There are two main ways researchers are probing the properties of the Higgs boson for deviations from the Standard Model of particle physics. One is to search for extremely rare processes – decays that are sensitive to interactions of the Higgs boson with new particles. The new muon pair decay is one such process.
The other way is to get ever-more precise measurements of known couplings. The Imperial team have been leading this for another Higgs boson decay that results in two photons – particles of light.

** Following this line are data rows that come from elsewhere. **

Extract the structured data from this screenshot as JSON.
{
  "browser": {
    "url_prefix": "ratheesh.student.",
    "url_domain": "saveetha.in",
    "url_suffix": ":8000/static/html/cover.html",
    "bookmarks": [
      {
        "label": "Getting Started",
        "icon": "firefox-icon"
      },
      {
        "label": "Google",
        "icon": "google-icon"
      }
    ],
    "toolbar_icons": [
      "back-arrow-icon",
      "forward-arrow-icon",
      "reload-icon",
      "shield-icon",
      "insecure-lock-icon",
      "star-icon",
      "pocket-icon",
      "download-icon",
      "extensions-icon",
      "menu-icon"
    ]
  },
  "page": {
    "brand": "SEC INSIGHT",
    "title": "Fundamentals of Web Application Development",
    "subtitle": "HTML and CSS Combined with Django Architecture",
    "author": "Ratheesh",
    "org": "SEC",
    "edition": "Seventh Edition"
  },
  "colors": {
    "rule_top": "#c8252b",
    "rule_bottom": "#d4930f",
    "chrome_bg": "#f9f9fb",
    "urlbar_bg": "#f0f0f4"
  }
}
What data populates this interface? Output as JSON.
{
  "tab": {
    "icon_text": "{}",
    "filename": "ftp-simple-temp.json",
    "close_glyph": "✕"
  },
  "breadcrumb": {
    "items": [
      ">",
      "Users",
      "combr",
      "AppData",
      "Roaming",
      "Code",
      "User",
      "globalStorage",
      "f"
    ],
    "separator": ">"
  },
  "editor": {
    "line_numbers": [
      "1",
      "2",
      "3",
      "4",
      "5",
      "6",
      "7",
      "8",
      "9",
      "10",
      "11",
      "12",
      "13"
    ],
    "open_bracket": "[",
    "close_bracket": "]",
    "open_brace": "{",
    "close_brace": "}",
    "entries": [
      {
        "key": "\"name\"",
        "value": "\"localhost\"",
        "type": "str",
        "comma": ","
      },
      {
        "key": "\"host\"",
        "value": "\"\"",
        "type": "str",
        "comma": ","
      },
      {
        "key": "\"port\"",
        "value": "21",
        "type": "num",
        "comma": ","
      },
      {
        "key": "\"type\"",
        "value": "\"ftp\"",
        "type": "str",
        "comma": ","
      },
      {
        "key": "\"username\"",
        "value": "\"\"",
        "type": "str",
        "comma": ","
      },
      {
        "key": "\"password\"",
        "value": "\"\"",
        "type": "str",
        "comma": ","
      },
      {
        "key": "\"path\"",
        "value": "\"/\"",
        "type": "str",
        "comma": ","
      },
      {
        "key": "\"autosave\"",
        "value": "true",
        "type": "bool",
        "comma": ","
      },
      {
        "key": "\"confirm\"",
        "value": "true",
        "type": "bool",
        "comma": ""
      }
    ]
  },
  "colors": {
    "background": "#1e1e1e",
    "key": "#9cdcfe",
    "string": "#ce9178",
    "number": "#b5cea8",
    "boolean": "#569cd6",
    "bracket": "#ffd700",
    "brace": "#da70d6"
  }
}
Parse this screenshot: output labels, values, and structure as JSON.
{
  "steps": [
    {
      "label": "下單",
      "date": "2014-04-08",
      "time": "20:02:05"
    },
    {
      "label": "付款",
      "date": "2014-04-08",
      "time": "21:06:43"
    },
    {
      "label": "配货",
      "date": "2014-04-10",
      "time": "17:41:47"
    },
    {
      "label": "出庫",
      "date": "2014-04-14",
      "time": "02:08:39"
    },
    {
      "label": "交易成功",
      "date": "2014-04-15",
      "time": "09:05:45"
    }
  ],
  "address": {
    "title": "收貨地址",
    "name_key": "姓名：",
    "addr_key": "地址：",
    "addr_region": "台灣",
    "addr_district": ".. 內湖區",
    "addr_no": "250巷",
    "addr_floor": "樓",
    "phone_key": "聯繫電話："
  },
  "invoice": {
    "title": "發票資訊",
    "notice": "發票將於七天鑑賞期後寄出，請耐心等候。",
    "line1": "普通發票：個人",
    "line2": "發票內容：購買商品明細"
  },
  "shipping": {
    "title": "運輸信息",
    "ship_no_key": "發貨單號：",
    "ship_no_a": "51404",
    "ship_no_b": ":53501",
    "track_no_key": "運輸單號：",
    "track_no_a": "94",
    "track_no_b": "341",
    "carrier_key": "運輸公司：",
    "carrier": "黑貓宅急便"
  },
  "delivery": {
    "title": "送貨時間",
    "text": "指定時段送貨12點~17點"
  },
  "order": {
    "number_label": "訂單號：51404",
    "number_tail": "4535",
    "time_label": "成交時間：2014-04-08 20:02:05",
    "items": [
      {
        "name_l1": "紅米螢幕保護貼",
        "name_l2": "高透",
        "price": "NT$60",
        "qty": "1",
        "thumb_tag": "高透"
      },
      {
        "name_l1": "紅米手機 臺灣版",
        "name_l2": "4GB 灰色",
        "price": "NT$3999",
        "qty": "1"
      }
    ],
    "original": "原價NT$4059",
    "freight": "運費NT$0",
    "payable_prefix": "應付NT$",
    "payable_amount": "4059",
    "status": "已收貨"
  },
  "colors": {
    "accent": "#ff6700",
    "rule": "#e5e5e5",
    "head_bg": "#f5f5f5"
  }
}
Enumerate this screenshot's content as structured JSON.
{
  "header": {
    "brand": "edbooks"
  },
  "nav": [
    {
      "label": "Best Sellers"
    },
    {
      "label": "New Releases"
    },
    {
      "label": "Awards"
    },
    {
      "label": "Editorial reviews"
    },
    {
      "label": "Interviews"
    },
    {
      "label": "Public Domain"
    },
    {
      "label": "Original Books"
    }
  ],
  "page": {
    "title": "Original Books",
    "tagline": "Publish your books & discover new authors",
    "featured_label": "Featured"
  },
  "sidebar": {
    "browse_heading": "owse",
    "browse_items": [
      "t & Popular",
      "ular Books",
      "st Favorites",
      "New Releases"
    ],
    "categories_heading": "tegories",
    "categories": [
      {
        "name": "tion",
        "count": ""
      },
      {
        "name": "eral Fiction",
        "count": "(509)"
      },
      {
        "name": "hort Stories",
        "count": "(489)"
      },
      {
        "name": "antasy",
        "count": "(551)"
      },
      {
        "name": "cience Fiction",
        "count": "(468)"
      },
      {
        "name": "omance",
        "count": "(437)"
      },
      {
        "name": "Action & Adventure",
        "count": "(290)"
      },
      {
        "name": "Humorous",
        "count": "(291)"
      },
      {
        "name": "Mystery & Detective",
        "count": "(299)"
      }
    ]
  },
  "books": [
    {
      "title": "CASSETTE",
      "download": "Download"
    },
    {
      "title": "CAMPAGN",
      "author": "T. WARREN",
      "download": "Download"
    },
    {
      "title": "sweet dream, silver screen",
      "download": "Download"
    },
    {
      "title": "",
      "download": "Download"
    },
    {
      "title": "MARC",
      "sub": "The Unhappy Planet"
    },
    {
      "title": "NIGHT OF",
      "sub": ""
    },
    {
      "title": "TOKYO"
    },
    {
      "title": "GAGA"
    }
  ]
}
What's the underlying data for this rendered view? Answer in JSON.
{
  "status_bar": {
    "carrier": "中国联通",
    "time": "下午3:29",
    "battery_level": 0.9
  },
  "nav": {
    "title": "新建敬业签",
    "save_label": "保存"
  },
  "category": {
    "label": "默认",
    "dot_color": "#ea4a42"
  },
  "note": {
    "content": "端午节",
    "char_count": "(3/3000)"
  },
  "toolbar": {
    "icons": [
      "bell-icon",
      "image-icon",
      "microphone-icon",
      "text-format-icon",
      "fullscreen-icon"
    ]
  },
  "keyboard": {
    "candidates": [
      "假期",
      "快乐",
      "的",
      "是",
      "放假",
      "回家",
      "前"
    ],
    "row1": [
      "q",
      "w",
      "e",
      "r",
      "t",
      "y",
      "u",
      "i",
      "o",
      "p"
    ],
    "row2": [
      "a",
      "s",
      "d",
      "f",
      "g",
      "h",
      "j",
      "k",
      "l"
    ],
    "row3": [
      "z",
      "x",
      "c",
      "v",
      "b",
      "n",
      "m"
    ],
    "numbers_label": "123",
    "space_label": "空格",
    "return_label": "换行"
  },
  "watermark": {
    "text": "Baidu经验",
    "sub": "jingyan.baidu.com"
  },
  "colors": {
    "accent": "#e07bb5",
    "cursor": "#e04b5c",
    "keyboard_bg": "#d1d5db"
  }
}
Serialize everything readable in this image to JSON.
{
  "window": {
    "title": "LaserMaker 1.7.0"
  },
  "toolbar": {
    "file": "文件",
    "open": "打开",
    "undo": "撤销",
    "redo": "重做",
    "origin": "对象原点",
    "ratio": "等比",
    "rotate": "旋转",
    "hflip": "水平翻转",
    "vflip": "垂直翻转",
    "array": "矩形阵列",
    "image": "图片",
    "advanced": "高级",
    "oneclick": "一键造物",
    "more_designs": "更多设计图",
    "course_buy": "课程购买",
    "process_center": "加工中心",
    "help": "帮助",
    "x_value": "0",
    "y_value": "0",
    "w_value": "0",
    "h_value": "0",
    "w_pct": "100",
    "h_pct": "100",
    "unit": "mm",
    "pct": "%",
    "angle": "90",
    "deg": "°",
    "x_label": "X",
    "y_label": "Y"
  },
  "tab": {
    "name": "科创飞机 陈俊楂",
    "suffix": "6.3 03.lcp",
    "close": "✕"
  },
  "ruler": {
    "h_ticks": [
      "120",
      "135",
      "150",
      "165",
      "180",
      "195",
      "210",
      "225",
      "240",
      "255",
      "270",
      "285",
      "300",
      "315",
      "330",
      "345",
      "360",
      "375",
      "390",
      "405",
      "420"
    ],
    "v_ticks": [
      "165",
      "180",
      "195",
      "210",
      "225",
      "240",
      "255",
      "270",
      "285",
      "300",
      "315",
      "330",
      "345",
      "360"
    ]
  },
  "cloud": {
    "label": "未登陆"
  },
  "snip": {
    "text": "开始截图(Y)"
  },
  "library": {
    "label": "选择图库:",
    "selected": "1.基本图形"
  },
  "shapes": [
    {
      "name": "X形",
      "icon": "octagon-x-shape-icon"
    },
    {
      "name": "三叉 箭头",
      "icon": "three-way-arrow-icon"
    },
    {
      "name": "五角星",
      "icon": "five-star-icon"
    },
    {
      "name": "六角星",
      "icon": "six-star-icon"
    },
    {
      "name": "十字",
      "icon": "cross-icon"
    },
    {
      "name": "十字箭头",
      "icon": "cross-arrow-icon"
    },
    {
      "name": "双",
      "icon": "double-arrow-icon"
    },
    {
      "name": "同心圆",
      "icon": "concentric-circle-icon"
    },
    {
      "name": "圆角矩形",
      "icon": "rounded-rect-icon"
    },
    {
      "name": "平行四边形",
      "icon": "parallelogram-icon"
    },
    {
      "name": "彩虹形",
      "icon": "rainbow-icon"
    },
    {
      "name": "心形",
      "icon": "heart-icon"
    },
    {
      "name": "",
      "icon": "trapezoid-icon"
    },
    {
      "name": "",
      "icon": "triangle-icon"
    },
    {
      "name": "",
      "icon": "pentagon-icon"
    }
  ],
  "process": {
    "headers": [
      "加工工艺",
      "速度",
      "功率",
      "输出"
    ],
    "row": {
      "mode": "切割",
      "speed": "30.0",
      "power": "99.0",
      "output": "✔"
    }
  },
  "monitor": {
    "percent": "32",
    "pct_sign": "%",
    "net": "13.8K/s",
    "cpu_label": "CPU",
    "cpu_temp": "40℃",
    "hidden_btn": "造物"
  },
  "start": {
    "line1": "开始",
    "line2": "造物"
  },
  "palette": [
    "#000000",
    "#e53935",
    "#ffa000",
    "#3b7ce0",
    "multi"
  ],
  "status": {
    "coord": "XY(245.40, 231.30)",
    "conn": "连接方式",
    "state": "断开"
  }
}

They recently looked at all the data gathered from the CMS detector from 2016 to 2018 to get the most precise measurements of Higgs boson two-photon decay to date.
The next phase
Imperial physicists were critical to overall design, construction and operation of the CMS detector, and continue to play a leading role in boosting its abilities to detect and sort data through hardware and software upgrades, as well as on analysis of the results.
Leader of the Higgs CMS group Dr Nicholas Wardle, from the Department of Physics at Imperial, said: “Neither of these results would have been possible without the excellent calorimetry, trigger or tracking sub-systems at CMS. The UK, in particular Imperial’s high-energy physics group, plays a huge role in the design and construction of these systems.”
So far, all the results all agree with the standard model predictions. However, the LHC is gearing up for its next experimental run after a series of upgrades, which will produce many more Higgs bosons, allowing even more data to be gathered and analysed.
The CMS and ATLAS collaborations both have members from UK universities and the STFC’s Rutherford Appleton Laboratory. UK institutes have been members of these collaborations since their very inception and inform part of the design, building and current operation of these huge detectors.